In this news cycle, Minister Liu also threw in the nearly forgotten issue of the futures market (shifting the focus randomly). With this wave after wave of media manipulation, it is hard to believe this is a “systematic and visionary plan.” I beg the honorable officials in government to act with appropriate professionality; after all, you have all been the “elites of the elite” your entire lives!

⚖️ The Biggest Flaw: Foreign Capital is Exempt

Regardless, I expect that if the government intends to tax domestic individuals and legal entities, it must also tax foreign capital (on domestic income). Tax thresholds need careful evaluation, and those paying capital gains tax should be offered incentives like transaction tax reductions. Everything needs to be viewed through a relative lens; there is never just one way of thinking.

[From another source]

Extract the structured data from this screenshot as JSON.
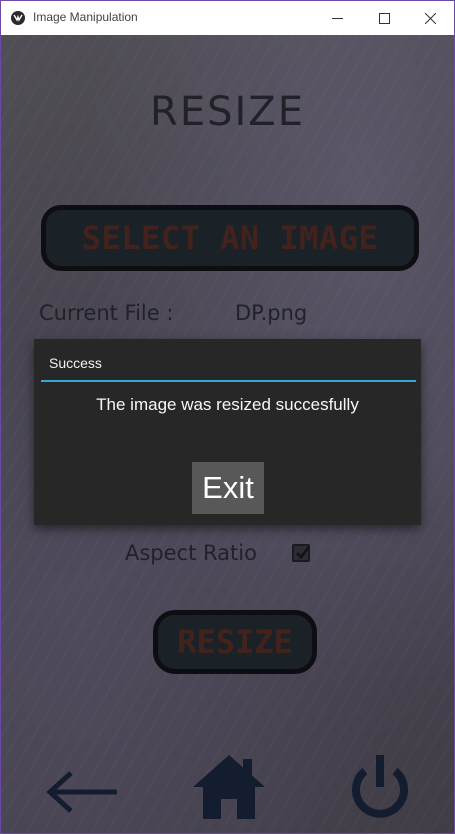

However, the version the Executive Yuan intends to send to the Legislative Yuan sets a 4-million TWD threshold with a 200,000 TWD tax, yet foreign capital remains exempt (flips table).

Another mistake the government is making is its public, frequent emphasis that “this tax only targets super-investors, about 10% of investors.” Does the government not realize that while this 10% is small in number, their voice and social networks are far more powerful than the other 90%? Repeatedly framing it this way only reinforces their perception that they are being treated as “fat sheep” for slaughter.

Since Christina Liu says she does not encourage investment behavior, and the government doesn’t encourage people to keep money in banks (with interest rates nearing negative levels), why don’t you just give the money to me?